Right To Kill?
Is the Reverend Michael Bray a man of the cloth, a terrorist, or both? Bray is a Lutheran minister, a long-time passionate opponent of abortion, and a convicted abortion clinic bomber. 60 Minutes II Correspondent Dan Rather reports on a man who considers any action justifiable if it will further the anti-abortion cause. Even murder.
Bray believes his followers have a God-given right to kill doctors and nurses who perform abortions. Federal authorities want to know if he is part of a nationwide conspiracy: a network of underground zealots who will do anything to stop a medical procedure they are convinced violates God's law.
"If we are to affirm, as I do, that the children in the womb who are killed at abortion facilities are in fact children, if these are children, then action taken to defend them is justifiable and cannot be condemned," argues Bray.

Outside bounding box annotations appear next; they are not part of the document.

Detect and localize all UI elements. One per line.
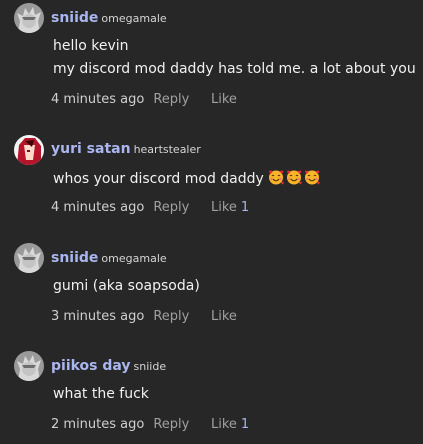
user-handle: heartstealer <box>133 143 201 156</box>
like-button[interactable]: Like 1 <box>211 200 249 215</box>
user-handle: sniide <box>133 360 167 373</box>
like-button[interactable]: Like 1 <box>211 417 249 432</box>
reply-button[interactable]: Reply <box>153 309 189 324</box>
avatar[interactable] <box>14 3 44 33</box>
smiling-face-with-hearts-icon <box>286 170 302 185</box>
comment-text-line: my discord mod daddy has told me. a lot … <box>53 61 416 77</box>
username[interactable]: sniide <box>51 10 98 26</box>
like-label: Like <box>211 200 237 215</box>
reply-button[interactable]: Reply <box>153 92 189 107</box>
comment-text: whos your discord mod daddy <box>53 171 264 187</box>
like-label: Like <box>211 92 237 107</box>
comment-text-line: gumi (aka soapsoda) <box>53 278 200 294</box>
username[interactable]: sniide <box>51 250 98 266</box>
avatar[interactable] <box>14 243 44 273</box>
user-handle: omegamale <box>101 252 167 265</box>
like-button[interactable]: Like <box>211 92 241 107</box>
comment-timestamp: 3 minutes ago <box>51 309 145 324</box>
like-label: Like <box>211 309 237 324</box>
comment-text-line: hello kevin <box>53 38 129 54</box>
like-button[interactable]: Like <box>211 309 241 324</box>
reply-button[interactable]: Reply <box>153 417 189 432</box>
comment-text-line: whos your discord mod daddy <box>53 169 320 187</box>
comment-timestamp: 2 minutes ago <box>51 417 145 432</box>
avatar[interactable] <box>14 135 44 165</box>
comment-timestamp: 4 minutes ago <box>51 200 145 215</box>
smiling-face-with-hearts-icon <box>304 170 320 185</box>
comment-timestamp: 4 minutes ago <box>51 92 145 107</box>
comment-text-line: what the fuck <box>53 386 149 402</box>
user-handle: omegamale <box>101 12 167 25</box>
like-count: 1 <box>240 417 250 432</box>
username[interactable]: piikos day <box>51 358 131 374</box>
avatar[interactable] <box>14 351 44 381</box>
username[interactable]: yuri satan <box>51 141 131 157</box>
smiling-face-with-hearts-icon <box>268 170 284 185</box>
like-count: 1 <box>240 200 250 215</box>
reply-button[interactable]: Reply <box>153 200 189 215</box>
like-label: Like <box>211 417 237 432</box>
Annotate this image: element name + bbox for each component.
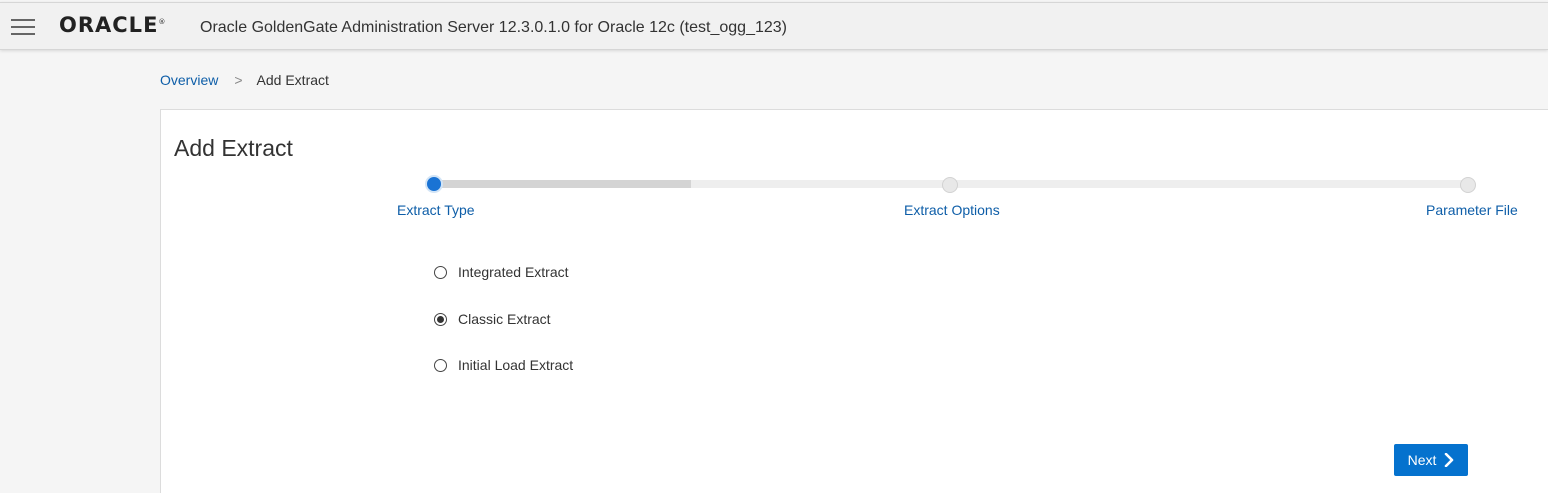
- step-extract-options-label[interactable]: Extract Options: [904, 202, 1000, 218]
- initial-load-extract-label: Initial Load Extract: [458, 357, 574, 373]
- breadcrumb-overview-link[interactable]: Overview: [160, 72, 218, 88]
- initial-load-extract-radio[interactable]: [434, 358, 447, 372]
- initial-load-extract-option[interactable]: Initial Load Extract: [434, 355, 573, 375]
- step-extract-type-label[interactable]: Extract Type: [397, 202, 475, 218]
- step-parameter-file-label[interactable]: Parameter File: [1426, 202, 1518, 218]
- breadcrumb: Overview > Add Extract: [160, 72, 329, 88]
- menu-icon[interactable]: [11, 18, 35, 36]
- chevron-right-icon: [1445, 453, 1454, 467]
- add-extract-panel: Add Extract Extract Type Extract Options…: [160, 109, 1548, 493]
- app-header: ORACLE® Oracle GoldenGate Administration…: [0, 2, 1548, 50]
- app-title: Oracle GoldenGate Administration Server …: [200, 19, 787, 36]
- integrated-extract-radio[interactable]: [434, 265, 447, 279]
- oracle-logo: ORACLE®: [59, 13, 167, 37]
- integrated-extract-label: Integrated Extract: [458, 264, 569, 280]
- step-parameter-file-indicator[interactable]: [1460, 177, 1476, 193]
- page-title: Add Extract: [174, 135, 293, 161]
- breadcrumb-separator: >: [234, 72, 243, 88]
- step-extract-type-indicator[interactable]: [425, 175, 443, 193]
- step-extract-options-indicator[interactable]: [942, 177, 958, 193]
- next-button-label: Next: [1407, 452, 1437, 468]
- wizard-progress-fill: [432, 180, 691, 188]
- integrated-extract-option[interactable]: Integrated Extract: [434, 262, 569, 282]
- classic-extract-option[interactable]: Classic Extract: [434, 309, 551, 329]
- classic-extract-radio[interactable]: [434, 312, 447, 326]
- next-button[interactable]: Next: [1394, 444, 1468, 476]
- classic-extract-label: Classic Extract: [458, 311, 551, 327]
- breadcrumb-current: Add Extract: [256, 72, 329, 88]
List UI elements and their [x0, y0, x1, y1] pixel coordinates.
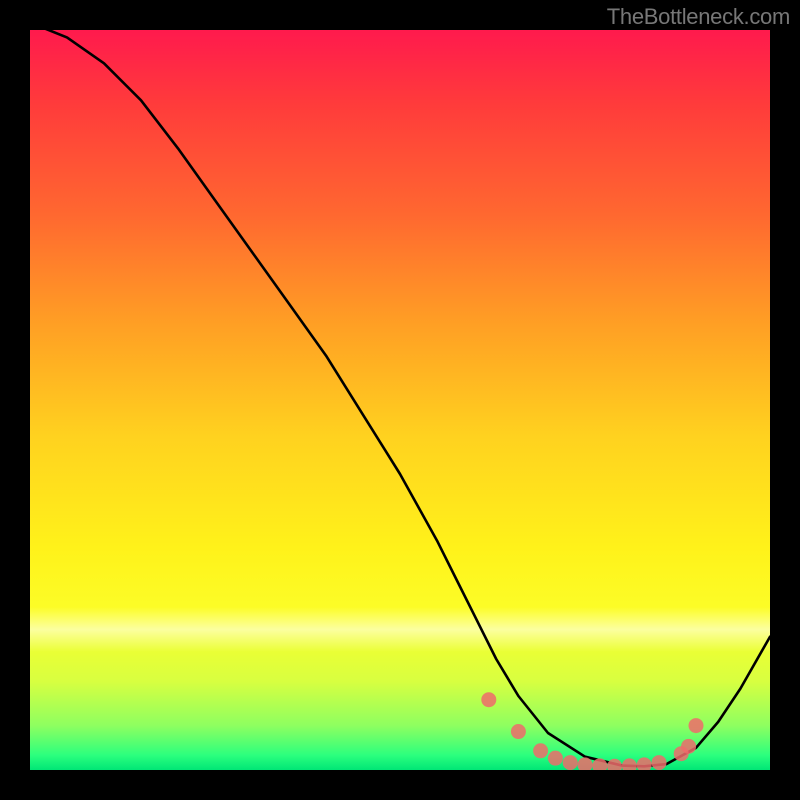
- marker-point: [533, 743, 548, 758]
- highlight-markers: [481, 692, 703, 770]
- marker-point: [681, 739, 696, 754]
- marker-point: [622, 758, 637, 770]
- chart-overlay: [30, 30, 770, 770]
- marker-point: [511, 724, 526, 739]
- bottleneck-curve: [30, 30, 770, 766]
- chart-frame: TheBottleneck.com: [0, 0, 800, 800]
- white-highlight-band: [30, 607, 770, 651]
- marker-point: [481, 692, 496, 707]
- marker-point: [637, 757, 652, 770]
- marker-point: [607, 759, 622, 770]
- watermark-text: TheBottleneck.com: [607, 6, 790, 28]
- marker-point: [548, 751, 563, 766]
- marker-point: [563, 755, 578, 770]
- marker-point: [674, 746, 689, 761]
- marker-point: [689, 718, 704, 733]
- marker-point: [592, 758, 607, 770]
- plot-area: [30, 30, 770, 770]
- marker-point: [652, 755, 667, 770]
- marker-point: [578, 757, 593, 770]
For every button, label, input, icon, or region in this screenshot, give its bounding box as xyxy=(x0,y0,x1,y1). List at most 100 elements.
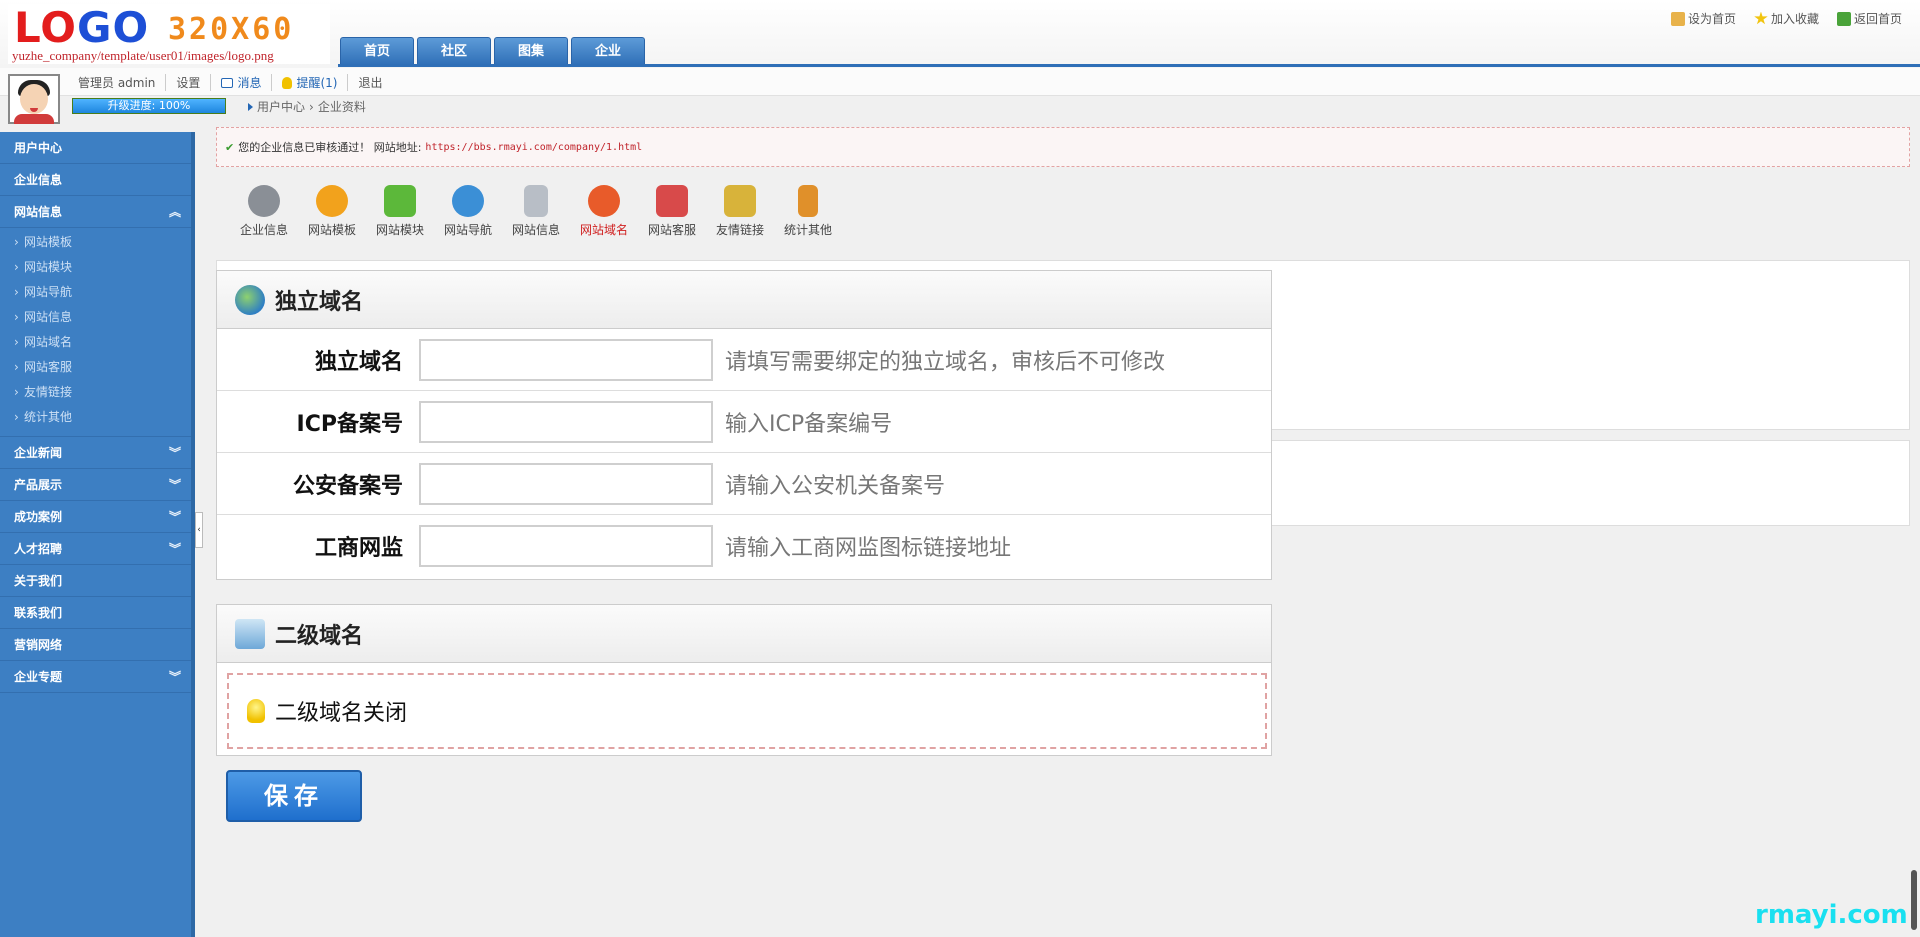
tool-statistics[interactable]: 统计其他 xyxy=(784,185,832,238)
sidebar-sub-site-domain[interactable]: 网站域名 xyxy=(0,330,191,355)
reminders-link[interactable]: 提醒(1) xyxy=(272,74,349,91)
sidebar-item-label: 产品展示 xyxy=(14,478,63,492)
domain-icon xyxy=(235,618,265,649)
sidebar-item-recruitment[interactable]: 人才招聘 ︾ xyxy=(0,533,191,565)
tool-label: 网站模块 xyxy=(376,223,425,237)
tool-label: 友情链接 xyxy=(716,223,765,237)
breadcrumb: 用户中心 › 企业资料 xyxy=(248,98,366,115)
add-favorite-label: 加入收藏 xyxy=(1770,12,1819,26)
sidebar-sub-statistics[interactable]: 统计其他 xyxy=(0,405,191,430)
sidebar-item-label: 营销网络 xyxy=(14,638,63,652)
tool-site-service[interactable]: 网站客服 xyxy=(648,185,696,238)
logout-link[interactable]: 退出 xyxy=(348,74,392,91)
sidebar-sub-site-template[interactable]: 网站模板 xyxy=(0,230,191,255)
breadcrumb-separator-icon: › xyxy=(309,99,314,114)
logo-text-part2: GO xyxy=(76,3,150,52)
settings-link[interactable]: 设置 xyxy=(166,74,212,91)
set-home-link[interactable]: 设为首页 xyxy=(1670,10,1736,27)
domain-input[interactable] xyxy=(419,338,713,381)
breadcrumb-home[interactable]: 用户中心 xyxy=(257,98,305,115)
tool-site-module[interactable]: 网站模块 xyxy=(376,185,424,238)
tool-site-nav[interactable]: 网站导航 xyxy=(444,185,492,238)
messages-label: 消息 xyxy=(237,76,262,90)
users-icon xyxy=(656,185,688,217)
icp-input[interactable] xyxy=(419,400,713,443)
sidebar-item-site-info[interactable]: 网站信息 ︽ xyxy=(0,196,191,228)
sidebar-item-label: 网站信息 xyxy=(14,205,63,219)
sidebar-collapse-toggle[interactable]: ‹ xyxy=(195,512,203,548)
sidebar-item-contact[interactable]: 联系我们 xyxy=(0,597,191,629)
panel-title: 二级域名 xyxy=(275,623,364,649)
messages-link[interactable]: 消息 xyxy=(211,74,273,91)
pie-chart-icon xyxy=(316,185,348,217)
tool-label: 网站客服 xyxy=(648,223,697,237)
sidebar-item-company-info[interactable]: 企业信息 xyxy=(0,164,191,196)
police-record-input[interactable] xyxy=(419,462,713,505)
sidebar-sub-friend-links[interactable]: 友情链接 xyxy=(0,380,191,405)
sidebar-item-label: 企业专题 xyxy=(14,670,63,684)
progress-label: 升级进度: 100% xyxy=(107,99,191,112)
add-favorite-link[interactable]: 加入收藏 xyxy=(1754,10,1819,27)
field-row-icp: ICP备案号 输入ICP备案编号 xyxy=(217,391,1271,453)
nav-tab-gallery[interactable]: 图集 xyxy=(494,37,568,65)
tool-site-template[interactable]: 网站模板 xyxy=(308,185,356,238)
sidebar-item-user-center[interactable]: 用户中心 xyxy=(0,132,191,164)
sidebar-item-company-news[interactable]: 企业新闻 ︾ xyxy=(0,437,191,469)
site-url-link[interactable]: https://bbs.rmayi.com/company/1.html xyxy=(425,142,642,153)
sidebar-item-label: 联系我们 xyxy=(14,606,63,620)
tool-label: 网站模板 xyxy=(308,223,357,237)
settings-toolbar: 企业信息 网站模板 网站模块 网站导航 网站信息 网站域名 网站客服 友情链接 … xyxy=(240,185,832,238)
sidebar-item-label: 关于我们 xyxy=(14,574,63,588)
avatar[interactable] xyxy=(8,74,60,124)
tool-label: 统计其他 xyxy=(784,223,833,237)
nav-tab-community[interactable]: 社区 xyxy=(417,37,491,65)
star-icon xyxy=(1754,11,1768,25)
site-logo[interactable]: LOGO 320X60 yuzhe_company/template/user0… xyxy=(8,4,330,64)
tool-site-info[interactable]: 网站信息 xyxy=(512,185,560,238)
link-gear-icon xyxy=(724,185,756,217)
field-row-business: 工商网监 请输入工商网监图标链接地址 xyxy=(217,515,1271,577)
nav-tab-home[interactable]: 首页 xyxy=(340,37,414,65)
sidebar-item-products[interactable]: 产品展示 ︾ xyxy=(0,469,191,501)
panel-header: 二级域名 xyxy=(217,605,1271,663)
field-hint: 输入ICP备案编号 xyxy=(725,411,893,437)
nav-tab-company[interactable]: 企业 xyxy=(571,37,645,65)
sidebar-item-marketing[interactable]: 营销网络 xyxy=(0,629,191,661)
sidebar-item-cases[interactable]: 成功案例 ︾ xyxy=(0,501,191,533)
field-row-domain: 独立域名 请填写需要绑定的独立域名，审核后不可修改 xyxy=(217,329,1271,391)
back-home-link[interactable]: 返回首页 xyxy=(1836,10,1902,27)
sidebar: 用户中心 企业信息 网站信息 ︽ 网站模板 网站模块 网站导航 网站信息 网站域名… xyxy=(0,132,195,937)
bulb-icon xyxy=(247,699,265,723)
globe-icon xyxy=(452,185,484,217)
sidebar-item-about[interactable]: 关于我们 xyxy=(0,565,191,597)
admin-label: 管理员 admin xyxy=(68,74,167,91)
tool-friend-links[interactable]: 友情链接 xyxy=(716,185,764,238)
panel-header: 独立域名 xyxy=(217,271,1271,329)
field-label: 工商网监 xyxy=(314,536,403,561)
sidebar-sub-site-module[interactable]: 网站模块 xyxy=(0,255,191,280)
chevron-down-icon: ︾ xyxy=(168,478,181,492)
user-links: 管理员 admin 设置 消息 提醒(1) 退出 xyxy=(68,74,392,91)
logo-text: LOGO xyxy=(14,4,149,52)
chevron-down-icon: ︾ xyxy=(168,542,181,556)
sidebar-item-label: 成功案例 xyxy=(14,510,63,524)
document-icon xyxy=(524,185,548,217)
watermark: rmayi.com xyxy=(1755,900,1908,930)
reminders-label: 提醒(1) xyxy=(296,76,338,90)
avatar-body xyxy=(14,114,54,124)
sidebar-sub-site-info[interactable]: 网站信息 xyxy=(0,305,191,330)
field-hint: 请填写需要绑定的独立域名，审核后不可修改 xyxy=(725,349,1166,375)
scrollbar[interactable] xyxy=(1911,870,1917,930)
sidebar-sub-site-nav[interactable]: 网站导航 xyxy=(0,280,191,305)
sidebar-submenu: 网站模板 网站模块 网站导航 网站信息 网站域名 网站客服 友情链接 统计其他 xyxy=(0,228,191,437)
sidebar-item-label: 人才招聘 xyxy=(14,542,63,556)
tool-company-info[interactable]: 企业信息 xyxy=(240,185,288,238)
sidebar-sub-site-service[interactable]: 网站客服 xyxy=(0,355,191,380)
save-button[interactable]: 保存 xyxy=(226,770,362,822)
subdomain-status: 二级域名关闭 xyxy=(275,701,408,726)
envelope-icon xyxy=(221,77,234,88)
sidebar-item-topics[interactable]: 企业专题 ︾ xyxy=(0,661,191,693)
tool-site-domain[interactable]: 网站域名 xyxy=(580,185,628,238)
main-nav: 首页 社区 图集 企业 xyxy=(340,37,645,65)
business-monitor-input[interactable] xyxy=(419,525,713,567)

Bray approves of the tactics used by Eric Rudolph, a fugitive who is suspected of bombing a clinic near Atlanta. One of the most wanted men in America, Rudolph has managed so far to avoid arrest. Authorities say he is also responsible for the bombing of an Alabama clinic, which killed a police officer and maimed a nurse. They have been searching for him for months in the mountains of North Carolina.
His annual banquet, usually closed to outsiders, demonstrated his large following as guests honored clinic bombers and bid on Eric Rudolph souvenirs.
Among the items on the auction block: two bumper stickers which say "Run Rudolph, Run," a Rudolph tee-shirt, and a sweatshirt that the auctioneer suggested might have been worn by the wanted man himself.
"To the extent that if he's looked at as a symbol of anti-abortion activities, which is where he is mostly looked at, rather than condemn him, we'll approve him," says Bray.
Bray has served nearly four years in prison for conspiracy in ten anti-abortion bombings. He says he has never killed anyone, but he admits that he approves of the ambush sniper killing of abortion provider Dr. Barnett Slepian in his home in western New York last October.
"I can't find any way to condemn that," Bray says. "I'm sorry he's dead. I'm sorry he's no longer fathering his children and husbanding his wife. But I have to keep my mind focused on the fact hat he's also not killing children any more. And that I'm glad of."
Bray's wife is just as committed to the anti-abortion cause. They named one of their ten children after an abortion clinic bomber. Bray has written a book explaining why he thinks the Bible justifies the killing of abortion doctors, and he has contributed a militant anti-abortion newsletter to a Web site. That site also put out the pictures, names, and addresses of abortion doctors. Bray's opponents say it looked like a wanted poster.
Bray has a small congregation that gathers every Sunday in his hometown of Bowie, Maryland. He is remembered there as an Eagle Scout and a state wresling champion. After high school, he won a place at the Naval Academy but flunked out his first year. He spent five years at a seminary in Denver, and then began protesting outside abortion clinics as an activist.
Convicted of blowing up abortion facilities in 1984 and 1985, Michael Bray makes no comment, refusing to deny the accusation.
"Michael Bray is a very dangerous man," says Vicki Saporta, head of the National Abortion Federation, an abortion rights lobbying group. Her headquarters was bombed in 1984, in an attack linked to Bray.
"He has a following," Saporta continues. "He encourages those followers to commit acts of murder. And seven people have lost their lives since 1993 as a result of anti-abortion terrorism. We're dealing with domestic terrorists. We don't know when they'll attack, where they'll attack, by what method."
CBS News has learned that Bray is under surveillance by law enforcement. Saporta says Bray is at the hub of the network of the anti-choice extremists who are advocating murdering providers. His home is a gathering place for some of these individuals. Officials have seen many of those militant abortion opponents going in and out of Bray's house.
"I consider blowing up a place where babies are killed a justifiable act," Bray says.